ROMA – Il palco dell’Ariston si tinge di bianco e nero. Il pubblico trattiene il fiato. Le luci calano e, nel buio della scena, emerge la sagoma di Damiano David, solo, in piedi davanti al microfono.
Niente Måneskin, solo lui e la musica. Il pianoforte attacca le prime note di Felicità, il brano di Lucio Dalla scelto per il suo omaggio al cantautore bolognese.
Dietro di lui, su una panchina illuminata da un flebile cono di luce, siedono Alessandro Borghi e un bambino. L’attore ha lo sguardo assorto, le mani intrecciate tra le ginocchia. Il piccolo al suo fianco, avrà sette, forse otto anni, segue la scena con gli occhi spalancati.
Damiano canta con rispetto, senza stravolgere l’originale, ma lasciando emergere il suo timbro graffiato. La voce si fa via via più intensa, tocca corde profonde. La platea è immobile, il pubblico sembra trattenere il respiro.
A metà brano, Borghi accenna un sorriso appena accennato. Il bambino, invece, non trattiene l’emozione. Lo si vede portarsi le mani al volto, asciugarsi furtivamente le lacrime con le maniche del golfino. Una scena che colpisce, mentre la voce di Damiano si libra nell’Ariston, portando con sé il peso di un’eredità musicale immensa.
L’ultimo acuto si dissolve nel silenzio. Una frazione di secondo, poi l’esplosione degli applausi. Standing ovation.

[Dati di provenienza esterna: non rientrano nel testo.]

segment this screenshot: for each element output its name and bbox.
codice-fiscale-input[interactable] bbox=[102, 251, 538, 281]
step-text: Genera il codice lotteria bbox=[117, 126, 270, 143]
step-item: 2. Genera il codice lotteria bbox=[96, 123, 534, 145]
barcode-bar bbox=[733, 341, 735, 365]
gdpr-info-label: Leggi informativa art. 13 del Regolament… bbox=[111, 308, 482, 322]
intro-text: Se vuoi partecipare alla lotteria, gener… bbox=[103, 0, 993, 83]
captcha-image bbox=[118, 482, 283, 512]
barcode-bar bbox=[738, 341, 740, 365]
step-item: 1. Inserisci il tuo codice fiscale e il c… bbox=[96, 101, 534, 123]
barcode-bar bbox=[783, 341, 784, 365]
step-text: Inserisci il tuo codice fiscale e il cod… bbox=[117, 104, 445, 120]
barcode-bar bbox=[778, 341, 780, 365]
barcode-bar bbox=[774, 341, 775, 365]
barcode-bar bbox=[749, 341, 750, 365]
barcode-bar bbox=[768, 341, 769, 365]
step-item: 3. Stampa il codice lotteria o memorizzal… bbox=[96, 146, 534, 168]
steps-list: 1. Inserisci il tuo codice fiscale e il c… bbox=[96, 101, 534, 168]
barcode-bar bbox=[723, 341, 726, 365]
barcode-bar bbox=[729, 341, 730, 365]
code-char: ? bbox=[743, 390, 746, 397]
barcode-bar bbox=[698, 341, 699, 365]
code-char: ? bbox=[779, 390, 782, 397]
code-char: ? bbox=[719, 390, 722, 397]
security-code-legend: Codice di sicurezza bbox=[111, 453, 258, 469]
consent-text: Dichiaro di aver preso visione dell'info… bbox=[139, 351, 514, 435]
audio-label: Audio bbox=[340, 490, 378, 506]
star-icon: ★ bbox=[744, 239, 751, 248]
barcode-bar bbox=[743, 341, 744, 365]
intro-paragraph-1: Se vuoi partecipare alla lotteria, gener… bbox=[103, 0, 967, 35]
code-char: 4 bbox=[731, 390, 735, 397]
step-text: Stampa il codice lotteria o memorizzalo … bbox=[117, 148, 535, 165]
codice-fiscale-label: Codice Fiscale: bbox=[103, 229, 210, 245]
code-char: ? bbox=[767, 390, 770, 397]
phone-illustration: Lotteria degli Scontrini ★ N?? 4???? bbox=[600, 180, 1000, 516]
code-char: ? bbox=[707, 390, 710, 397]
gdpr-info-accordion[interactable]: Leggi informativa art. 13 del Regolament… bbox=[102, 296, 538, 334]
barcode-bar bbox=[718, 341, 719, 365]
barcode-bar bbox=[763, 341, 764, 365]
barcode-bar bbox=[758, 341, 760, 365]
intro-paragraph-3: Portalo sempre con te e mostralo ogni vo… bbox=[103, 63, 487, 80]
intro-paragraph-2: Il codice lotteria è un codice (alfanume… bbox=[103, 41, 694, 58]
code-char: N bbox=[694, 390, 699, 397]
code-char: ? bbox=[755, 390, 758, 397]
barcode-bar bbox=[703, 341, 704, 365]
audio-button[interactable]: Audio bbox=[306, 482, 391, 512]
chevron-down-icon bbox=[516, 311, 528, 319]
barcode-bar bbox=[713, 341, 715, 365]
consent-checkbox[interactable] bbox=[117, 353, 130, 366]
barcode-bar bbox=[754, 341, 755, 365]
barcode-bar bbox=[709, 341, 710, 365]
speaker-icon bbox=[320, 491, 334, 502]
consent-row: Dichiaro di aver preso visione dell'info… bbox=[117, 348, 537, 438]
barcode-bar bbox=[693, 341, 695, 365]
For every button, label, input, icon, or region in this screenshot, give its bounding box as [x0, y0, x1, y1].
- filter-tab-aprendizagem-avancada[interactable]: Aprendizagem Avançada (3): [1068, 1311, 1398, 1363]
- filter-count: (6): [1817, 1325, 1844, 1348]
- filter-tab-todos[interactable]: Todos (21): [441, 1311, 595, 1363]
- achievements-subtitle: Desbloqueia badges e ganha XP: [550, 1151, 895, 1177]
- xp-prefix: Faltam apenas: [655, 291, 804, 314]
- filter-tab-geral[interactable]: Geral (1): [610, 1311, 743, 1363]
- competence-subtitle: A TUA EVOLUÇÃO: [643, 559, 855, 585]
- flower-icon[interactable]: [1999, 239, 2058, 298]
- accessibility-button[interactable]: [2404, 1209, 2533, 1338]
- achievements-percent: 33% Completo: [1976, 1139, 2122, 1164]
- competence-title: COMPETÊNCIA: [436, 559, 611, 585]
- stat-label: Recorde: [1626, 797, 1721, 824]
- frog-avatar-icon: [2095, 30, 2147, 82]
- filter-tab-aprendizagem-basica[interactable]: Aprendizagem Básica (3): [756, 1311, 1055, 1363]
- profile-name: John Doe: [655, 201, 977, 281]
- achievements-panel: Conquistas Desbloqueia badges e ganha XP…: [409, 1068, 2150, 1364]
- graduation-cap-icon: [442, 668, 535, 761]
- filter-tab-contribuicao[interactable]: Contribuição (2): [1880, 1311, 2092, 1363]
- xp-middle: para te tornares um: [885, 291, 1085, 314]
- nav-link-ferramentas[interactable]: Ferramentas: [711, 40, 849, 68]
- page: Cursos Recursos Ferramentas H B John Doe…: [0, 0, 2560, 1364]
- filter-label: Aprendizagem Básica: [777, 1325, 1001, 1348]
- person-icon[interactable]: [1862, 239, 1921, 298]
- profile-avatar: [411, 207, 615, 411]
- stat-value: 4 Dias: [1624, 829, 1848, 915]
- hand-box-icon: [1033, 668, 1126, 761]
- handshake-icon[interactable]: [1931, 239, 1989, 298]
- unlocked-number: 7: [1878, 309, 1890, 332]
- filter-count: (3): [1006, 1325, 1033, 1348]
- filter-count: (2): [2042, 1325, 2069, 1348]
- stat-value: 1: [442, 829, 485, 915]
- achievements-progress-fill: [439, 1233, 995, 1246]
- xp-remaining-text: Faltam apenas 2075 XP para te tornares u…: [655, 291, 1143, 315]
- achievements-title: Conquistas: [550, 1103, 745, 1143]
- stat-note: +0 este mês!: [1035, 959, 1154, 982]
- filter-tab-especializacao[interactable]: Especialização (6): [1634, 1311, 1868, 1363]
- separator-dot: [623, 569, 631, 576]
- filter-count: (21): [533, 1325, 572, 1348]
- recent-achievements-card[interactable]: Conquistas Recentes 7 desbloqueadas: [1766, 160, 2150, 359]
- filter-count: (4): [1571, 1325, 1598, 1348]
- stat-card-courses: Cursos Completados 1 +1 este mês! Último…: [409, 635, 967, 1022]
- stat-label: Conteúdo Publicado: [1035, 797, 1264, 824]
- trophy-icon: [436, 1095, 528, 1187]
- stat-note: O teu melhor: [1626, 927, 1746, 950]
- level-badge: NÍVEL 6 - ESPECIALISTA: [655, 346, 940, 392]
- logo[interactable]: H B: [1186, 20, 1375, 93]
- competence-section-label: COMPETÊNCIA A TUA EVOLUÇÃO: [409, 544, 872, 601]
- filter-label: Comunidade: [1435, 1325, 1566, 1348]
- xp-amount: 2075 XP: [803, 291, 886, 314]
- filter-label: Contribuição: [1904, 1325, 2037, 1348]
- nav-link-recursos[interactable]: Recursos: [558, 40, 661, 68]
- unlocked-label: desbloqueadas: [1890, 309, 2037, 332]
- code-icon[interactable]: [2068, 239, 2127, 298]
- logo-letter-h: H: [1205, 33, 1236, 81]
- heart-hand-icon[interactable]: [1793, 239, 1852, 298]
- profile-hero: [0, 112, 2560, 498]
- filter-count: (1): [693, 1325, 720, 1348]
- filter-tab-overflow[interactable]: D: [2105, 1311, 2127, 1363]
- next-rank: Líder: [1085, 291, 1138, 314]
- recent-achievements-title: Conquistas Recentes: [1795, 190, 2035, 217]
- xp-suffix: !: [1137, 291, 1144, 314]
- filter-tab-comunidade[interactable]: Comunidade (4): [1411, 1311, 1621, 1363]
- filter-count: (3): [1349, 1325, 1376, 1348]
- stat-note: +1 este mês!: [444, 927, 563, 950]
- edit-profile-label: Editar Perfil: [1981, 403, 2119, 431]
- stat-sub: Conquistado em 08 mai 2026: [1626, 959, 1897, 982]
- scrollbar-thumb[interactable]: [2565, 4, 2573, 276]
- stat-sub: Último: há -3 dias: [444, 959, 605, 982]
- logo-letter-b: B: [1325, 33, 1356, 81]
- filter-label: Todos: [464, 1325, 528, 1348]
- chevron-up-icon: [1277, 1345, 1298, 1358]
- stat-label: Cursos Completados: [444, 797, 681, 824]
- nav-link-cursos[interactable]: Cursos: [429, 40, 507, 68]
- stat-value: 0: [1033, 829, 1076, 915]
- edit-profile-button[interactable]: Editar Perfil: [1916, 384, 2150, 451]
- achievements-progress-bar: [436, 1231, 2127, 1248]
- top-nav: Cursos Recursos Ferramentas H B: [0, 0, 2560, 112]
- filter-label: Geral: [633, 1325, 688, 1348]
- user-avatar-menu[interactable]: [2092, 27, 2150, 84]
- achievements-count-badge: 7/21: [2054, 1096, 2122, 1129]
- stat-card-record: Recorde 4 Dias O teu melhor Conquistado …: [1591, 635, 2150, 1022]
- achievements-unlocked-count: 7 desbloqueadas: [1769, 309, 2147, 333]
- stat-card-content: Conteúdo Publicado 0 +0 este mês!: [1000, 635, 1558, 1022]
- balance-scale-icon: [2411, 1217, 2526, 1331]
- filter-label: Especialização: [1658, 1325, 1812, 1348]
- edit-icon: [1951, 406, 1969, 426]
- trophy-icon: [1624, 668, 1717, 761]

Damiano abbassa lo sguardo, accenna un piccolo inchino, poi si volta. Borghi si alza dalla panchina, posa una mano sulla spalla del bambino e gli sussurra qualcosa all’orecchio. Lui annuisce, ancora scosso.
Damiano lascia il palco senza clamore, senza parole. Borghi si dice emozionato per aver assistito al suo talento. È stato un momento, un frammento di Sanremo che resterà impresso. Ma tornerà.